SUNDAY, 11 DECEMBER 2011 18:05 RIZAL RAOUL REYES / REPORTER
In an e-mail interview with the BusinessMirror, Victor Asuncion, executive director of CB Richard Ellis (CBRE) Philippines, said affordable will continue to be appealing to a wider segment of buyers which will entice more developers to join the market specifically in the affordable residential condominium segment.
“The primary driver of the affordable housing segment is the growing middle class, particularly those employed by sunshine industries such as telecoms, food and real estate as well as the overseas Filipino workers (OFW) population,” said Asuncion.
According to government statistics, there are around 8 million to 11 million overseas workers deployed in more than 50 countries. Furthermore, the Philippine Overseas Employment Administration reported that total remittances by OFWs are likely to exceed the P20.1-billion target set for 2011. From January to September this year, total remittances were already recorded at P14.76 billion.
Asuncion also pointed out many developers realize the potential of the affordable housing segment that entices new players to come in. “However, it will make the market highly competitive and we have to separate the men from the boys in the conduct of real-estate development,” said Asuncion.

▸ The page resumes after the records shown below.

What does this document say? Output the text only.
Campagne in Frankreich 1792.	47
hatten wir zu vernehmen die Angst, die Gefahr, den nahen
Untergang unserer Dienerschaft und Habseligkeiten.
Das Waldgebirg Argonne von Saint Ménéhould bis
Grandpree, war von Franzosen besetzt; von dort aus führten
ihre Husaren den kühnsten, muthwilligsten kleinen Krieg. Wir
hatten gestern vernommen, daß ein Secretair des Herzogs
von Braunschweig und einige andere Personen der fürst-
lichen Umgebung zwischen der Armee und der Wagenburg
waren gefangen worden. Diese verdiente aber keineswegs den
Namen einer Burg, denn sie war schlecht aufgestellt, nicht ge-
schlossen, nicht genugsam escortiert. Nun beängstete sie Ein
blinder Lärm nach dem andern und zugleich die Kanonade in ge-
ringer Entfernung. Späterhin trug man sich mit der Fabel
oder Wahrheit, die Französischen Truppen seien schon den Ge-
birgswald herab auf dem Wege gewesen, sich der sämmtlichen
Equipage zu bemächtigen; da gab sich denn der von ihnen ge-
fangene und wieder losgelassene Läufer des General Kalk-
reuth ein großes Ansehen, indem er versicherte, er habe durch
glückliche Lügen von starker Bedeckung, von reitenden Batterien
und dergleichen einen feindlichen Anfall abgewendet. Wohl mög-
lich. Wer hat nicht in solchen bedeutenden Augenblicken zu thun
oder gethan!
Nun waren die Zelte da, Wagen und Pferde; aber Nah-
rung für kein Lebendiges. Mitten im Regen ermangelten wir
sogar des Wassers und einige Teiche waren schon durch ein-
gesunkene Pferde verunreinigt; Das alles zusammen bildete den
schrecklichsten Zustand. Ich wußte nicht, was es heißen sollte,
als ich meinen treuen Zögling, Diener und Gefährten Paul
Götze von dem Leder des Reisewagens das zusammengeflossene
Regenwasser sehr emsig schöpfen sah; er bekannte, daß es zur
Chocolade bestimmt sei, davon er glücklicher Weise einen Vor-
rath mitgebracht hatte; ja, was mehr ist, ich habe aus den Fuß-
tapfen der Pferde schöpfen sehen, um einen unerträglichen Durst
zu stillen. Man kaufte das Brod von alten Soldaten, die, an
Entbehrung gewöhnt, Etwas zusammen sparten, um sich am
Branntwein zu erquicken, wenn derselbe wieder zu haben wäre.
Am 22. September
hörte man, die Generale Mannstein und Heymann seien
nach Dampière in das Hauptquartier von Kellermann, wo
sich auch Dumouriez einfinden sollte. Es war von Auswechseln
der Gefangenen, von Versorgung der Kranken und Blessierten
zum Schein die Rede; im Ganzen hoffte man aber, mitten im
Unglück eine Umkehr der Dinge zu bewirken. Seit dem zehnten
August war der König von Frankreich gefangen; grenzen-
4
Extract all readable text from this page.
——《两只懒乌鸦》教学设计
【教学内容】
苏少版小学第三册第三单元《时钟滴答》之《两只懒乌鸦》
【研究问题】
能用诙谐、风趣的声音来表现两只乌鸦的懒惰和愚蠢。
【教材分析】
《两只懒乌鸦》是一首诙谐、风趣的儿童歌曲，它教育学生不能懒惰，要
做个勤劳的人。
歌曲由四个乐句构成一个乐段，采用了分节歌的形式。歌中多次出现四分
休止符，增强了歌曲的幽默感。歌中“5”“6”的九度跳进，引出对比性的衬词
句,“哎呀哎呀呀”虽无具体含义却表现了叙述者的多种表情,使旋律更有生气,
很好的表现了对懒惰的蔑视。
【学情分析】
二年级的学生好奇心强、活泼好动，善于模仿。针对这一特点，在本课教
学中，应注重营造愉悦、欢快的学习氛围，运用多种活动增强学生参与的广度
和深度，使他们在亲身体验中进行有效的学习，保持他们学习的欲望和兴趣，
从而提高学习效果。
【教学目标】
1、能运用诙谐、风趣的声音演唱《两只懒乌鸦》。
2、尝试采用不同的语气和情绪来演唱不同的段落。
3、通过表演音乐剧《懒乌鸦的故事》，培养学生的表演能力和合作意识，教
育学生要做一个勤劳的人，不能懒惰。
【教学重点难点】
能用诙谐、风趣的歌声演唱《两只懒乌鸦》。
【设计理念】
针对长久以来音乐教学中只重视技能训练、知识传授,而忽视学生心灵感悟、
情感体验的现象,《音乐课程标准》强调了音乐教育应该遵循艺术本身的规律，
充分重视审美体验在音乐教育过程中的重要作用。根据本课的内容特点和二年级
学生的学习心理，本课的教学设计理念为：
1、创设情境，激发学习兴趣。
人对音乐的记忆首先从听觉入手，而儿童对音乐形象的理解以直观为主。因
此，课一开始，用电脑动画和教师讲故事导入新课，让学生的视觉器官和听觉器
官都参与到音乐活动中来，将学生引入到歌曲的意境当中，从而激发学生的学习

Asuncion added that the affordable or middle market segment is already well defined. For instance, he said Ayala Land Inc. unit Amaia is focused to serving the horizontal market with its project in Calamba, Laguna for people who want to live in the suburbs.
“If you want affordable housing, you can have this but it will be outside Metro Manila. An example will be the Amaia housing project of Ayala Land in Calamba which is about 50 kilometers away from the Makati central business district. However, if you want affordable vertical condominiums, then you can choose among the projects of Amaia Land which is also into affordable condominium development. DMCI Homes, Phinma Properties and New San Jose Builders [have projects that] are still within Metro Manila but only in peripheral areas,” said Asuncion.
Meanwhile, Asuncion said he vacancy rate is expected to be at a single-digit low given that there are limited new spaces ready for occupancy for business process outsourcing (BPO) tenants.
He added the rates hikes will be on a case-to-case basis, depending on the business district location, although vacancy rates will remain low given the lack of new supply.
Asuncion said additional supply is yet to be added in the second quarter upon the completion of the P7-billion, 33-story Zuellig Building.
He expects the completion of Zuellig Building will trigger flight to quality given that existing Prime Grade A office in Makati City are at least 10 years old.
“Given historical take in these business districts and the availability of ready for occupancy space, growth in BPO space development in these areas will be robust in 2012. BPO buildings within the three business districts have high precommitments; new buildings are already at almost full occupancy even before turnover,” said Asuncion.
Meanwhile, Asuncion said leasing for Grade A and luxury residential condominiums will remain healthy since demand remains healthy due to the expansion in the BPO sector.